The Rashba (1:94) and Radbaz (2:696) both write responsa defending the view that the Avos kept the mitzvos. R. Eliyahu Mizrachi and R. Mordechai Yaffe, in their supercommentaries to Rashi, go to great lengths to explain the logic and mechanics of the patriarchal observance of mitzvos. And the Meshekh Chokhmah consistently explains nuances of patriarchal behavior based on this concept.
Those who believe that the Avos kept all the mitzvos mean it in the same way that we keep all the mitzvos. No single person can keep them all. It is logically impossible for someone to be both a Cohen, a Levi and a Yisrael; a king, a judge and a priest; a man and a woman; etc. He keeps all the mitzvos theoretically possible.
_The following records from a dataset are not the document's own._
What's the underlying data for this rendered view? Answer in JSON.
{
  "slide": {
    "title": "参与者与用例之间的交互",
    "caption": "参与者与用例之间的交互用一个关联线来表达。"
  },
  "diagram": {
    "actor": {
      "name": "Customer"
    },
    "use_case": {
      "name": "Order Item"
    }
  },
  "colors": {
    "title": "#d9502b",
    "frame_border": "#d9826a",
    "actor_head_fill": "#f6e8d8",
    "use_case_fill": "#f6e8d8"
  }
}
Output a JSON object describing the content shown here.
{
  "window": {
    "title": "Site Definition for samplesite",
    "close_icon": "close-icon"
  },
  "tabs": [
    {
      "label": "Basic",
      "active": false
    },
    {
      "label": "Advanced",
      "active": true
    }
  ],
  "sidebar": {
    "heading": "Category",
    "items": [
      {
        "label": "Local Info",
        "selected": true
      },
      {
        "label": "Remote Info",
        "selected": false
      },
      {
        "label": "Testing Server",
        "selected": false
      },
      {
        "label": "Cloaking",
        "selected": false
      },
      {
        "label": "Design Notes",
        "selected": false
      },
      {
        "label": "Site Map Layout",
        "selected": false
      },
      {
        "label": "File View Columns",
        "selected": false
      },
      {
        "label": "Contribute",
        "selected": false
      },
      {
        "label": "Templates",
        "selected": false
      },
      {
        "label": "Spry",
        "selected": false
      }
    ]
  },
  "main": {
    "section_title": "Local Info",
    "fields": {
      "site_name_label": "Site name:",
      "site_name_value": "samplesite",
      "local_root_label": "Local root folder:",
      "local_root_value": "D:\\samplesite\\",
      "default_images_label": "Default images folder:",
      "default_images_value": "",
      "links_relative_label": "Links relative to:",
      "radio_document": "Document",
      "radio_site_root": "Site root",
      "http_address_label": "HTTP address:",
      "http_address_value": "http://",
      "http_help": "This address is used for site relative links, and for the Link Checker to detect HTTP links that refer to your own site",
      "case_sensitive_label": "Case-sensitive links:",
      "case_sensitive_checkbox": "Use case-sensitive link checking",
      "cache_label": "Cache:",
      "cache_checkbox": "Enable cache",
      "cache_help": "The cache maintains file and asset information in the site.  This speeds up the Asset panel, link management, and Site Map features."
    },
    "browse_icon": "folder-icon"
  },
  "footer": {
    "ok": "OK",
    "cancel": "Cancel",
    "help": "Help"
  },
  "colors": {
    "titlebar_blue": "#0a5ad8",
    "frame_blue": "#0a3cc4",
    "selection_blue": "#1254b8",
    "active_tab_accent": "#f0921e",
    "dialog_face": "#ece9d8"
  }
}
Exactly what that entails is debated by the commentaries, with some brilliant and fascinating suggestions along the way.
Shall we cross out all of these commentaries? Shall we throw them into the garbage? The argument on behalf of R. Natan Slifkin was the exact opposite — to keep the canon open to authentic views. Are we now closing our minds and rejecting Rishonim and Acharonim?
III. These and Those
In 1727, not long after R. Yehudah Rosanes’ death, his halakhic-midrashic essays on the Torah were posthumously published in a book titled Parashas Derakhim. In the book, R. Rosanes not only assumed that the Avos kept the mitzvos and applied various talmudic texts to their lives, he argued that biblical characters who quarrelled did so based on their adoption of differing views within the Talmud or Rishonim.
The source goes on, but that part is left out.